Le téléphone est un autre équipement révélateur de l'équilibre à trouver entre le temps à soi et le temps commun. Comme la télévision ou la musique, il empêche de passer certains moments ensemble. Mais en plus, il introduit dans la relation conjugale une relation avec un(e) autre. La conversation téléphonique fait en quelque sorte entrer un tiers dans le salon. A l'opposé, ces possibilités d'évasion permettent à chacun de développer un monde à lui, d'avoir plusieurs identités, celle de conjoint, de copain, etc. L'enquête de F. de Singly et Claire-Anne Boukaïa montre que les jeunes couples trouvent des manières flexibles d'user du téléphone. La conversation téléphonique de l'un est par exemple tolérée si l'autre est occupé à autre chose ; elle est par contre moins bien vécue si elle survient dans une soirée passée à deux. L'intrus n'est en fait pas considéré de la même manière selon que les personnes avaient choisi de « vivre seul, avec l'autre » ou « d'être ensemble ».
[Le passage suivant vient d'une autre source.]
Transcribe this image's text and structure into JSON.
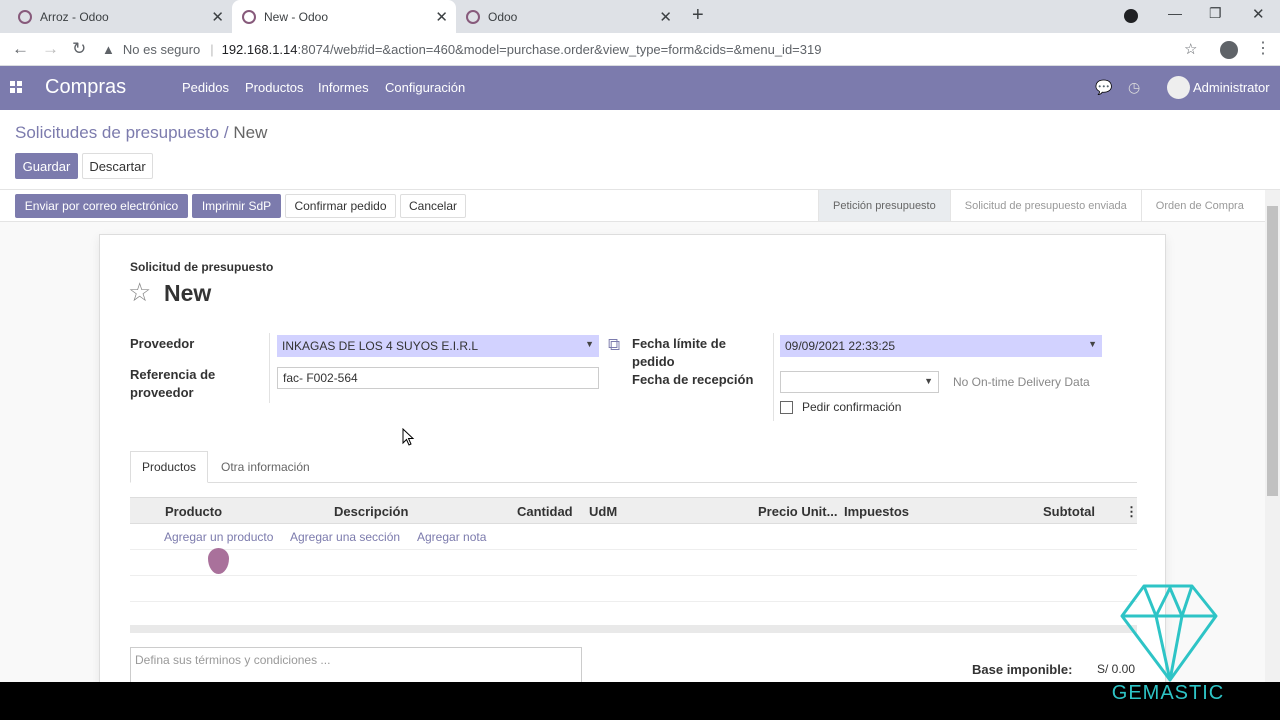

Toutes ces analyses sont issues des enquêtes que F. de Singly et ses étudiantes ont menées auprès de jeunes couples, de classe moyenne ou supérieure, la plupart âgés de moins de 30 ans, et en couple depuis seulement quelques années ou quelques mois. L'auteur explicite ce choix d'un milieu moyen ou supérieur, de ce que Henri Mendras appelle la « constellation centrale » : « A défaut d'observer la totalité du ciel social, l'intérêt de décrire la constellation centrale est d'apercevoir les normes du système avec une visibilité plus grande. »
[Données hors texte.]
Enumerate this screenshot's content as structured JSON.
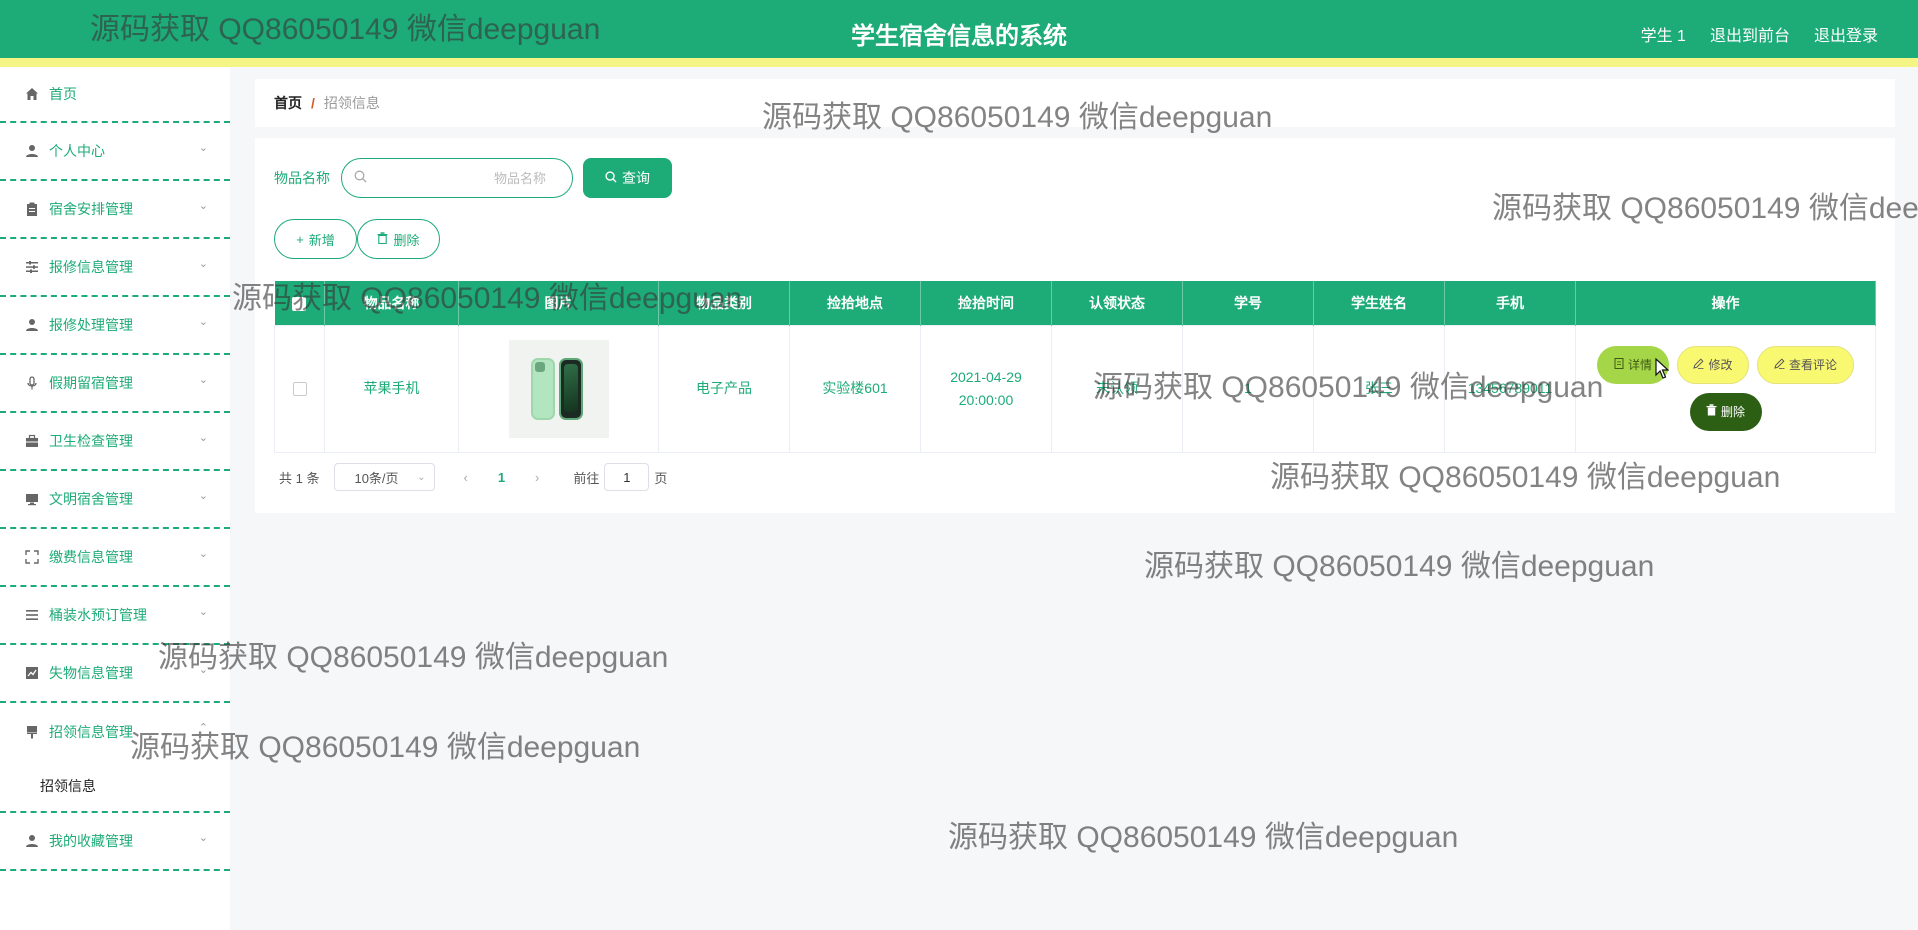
{
  "header": {
    "title": "学生宿舍信息的系统",
    "user": "学生 1",
    "to_front": "退出到前台",
    "logout": "退出登录"
  },
  "sidebar": {
    "items": [
      {
        "label": "首页",
        "icon": "home-icon"
      },
      {
        "label": "个人中心",
        "icon": "user-icon"
      },
      {
        "label": "宿舍安排管理",
        "icon": "clipboard-icon"
      },
      {
        "label": "报修信息管理",
        "icon": "sliders-icon"
      },
      {
        "label": "报修处理管理",
        "icon": "user-icon"
      },
      {
        "label": "假期留宿管理",
        "icon": "microphone-icon"
      },
      {
        "label": "卫生检查管理",
        "icon": "briefcase-icon"
      },
      {
        "label": "文明宿舍管理",
        "icon": "monitor-icon"
      },
      {
        "label": "缴费信息管理",
        "icon": "fullscreen-icon"
      },
      {
        "label": "桶装水预订管理",
        "icon": "list-icon"
      },
      {
        "label": "失物信息管理",
        "icon": "chart-icon"
      },
      {
        "label": "招领信息管理",
        "icon": "brush-icon"
      },
      {
        "label": "我的收藏管理",
        "icon": "user-icon"
      }
    ],
    "active_sub": "招领信息"
  },
  "breadcrumb": {
    "home": "首页",
    "sep": "/",
    "current": "招领信息"
  },
  "search": {
    "label": "物品名称",
    "placeholder": "物品名称",
    "value": "",
    "button": "查询"
  },
  "actions": {
    "add": "新增",
    "delete": "删除"
  },
  "table": {
    "headers": [
      "物品名称",
      "图片",
      "物品类别",
      "捡拾地点",
      "捡拾时间",
      "认领状态",
      "学号",
      "学生姓名",
      "手机",
      "操作"
    ],
    "rows": [
      {
        "name": "苹果手机",
        "image": "green-iphone",
        "category": "电子产品",
        "location": "实验楼601",
        "time": "2021-04-29 20:00:00",
        "status": "未认领",
        "student_no": "1",
        "student_name": "张三",
        "phone": "13456789011",
        "ops": {
          "detail": "详情",
          "edit": "修改",
          "comment": "查看评论",
          "delete": "删除"
        }
      }
    ]
  },
  "pager": {
    "total": "共 1 条",
    "page_size": "10条/页",
    "current": "1",
    "goto_label": "前往",
    "goto_value": "1",
    "page_unit": "页"
  },
  "watermark": "源码获取 QQ86050149 微信deepguan",
  "colors": {
    "primary": "#1dab78",
    "accent_strip": "#f5f586",
    "detail_btn": "#a5d647",
    "edit_btn": "#f9f871",
    "delete_btn": "#2c5f14"
  }
}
On peut néanmoins regretter la quasi absence des personnes de plus de 30 ans dans ces enquêtes sur la vie en couple. S'il est évident que c'est au sein de ces jeunes couples que les tiraillements sont les plus apparents, en raison de l'ajustement qu'ils sont en train d'opérer, on reste un peu frustré de ne rien savoir de la façon de gérer la vie à deux de la génération de 1968, c'est-à-dire les 50-60 ans actuels. Autre frustration du lecteur : ne pas connaître plus précisément la méthodologie utilisée dans les enquêtes, ne pas disposer d'extraits suffisamment longs des entretiens. On se demande par exemple à quelles questions les gens répondent, quelle est leur cohérence, ou l'écart entre leur discours et leur vie réelle.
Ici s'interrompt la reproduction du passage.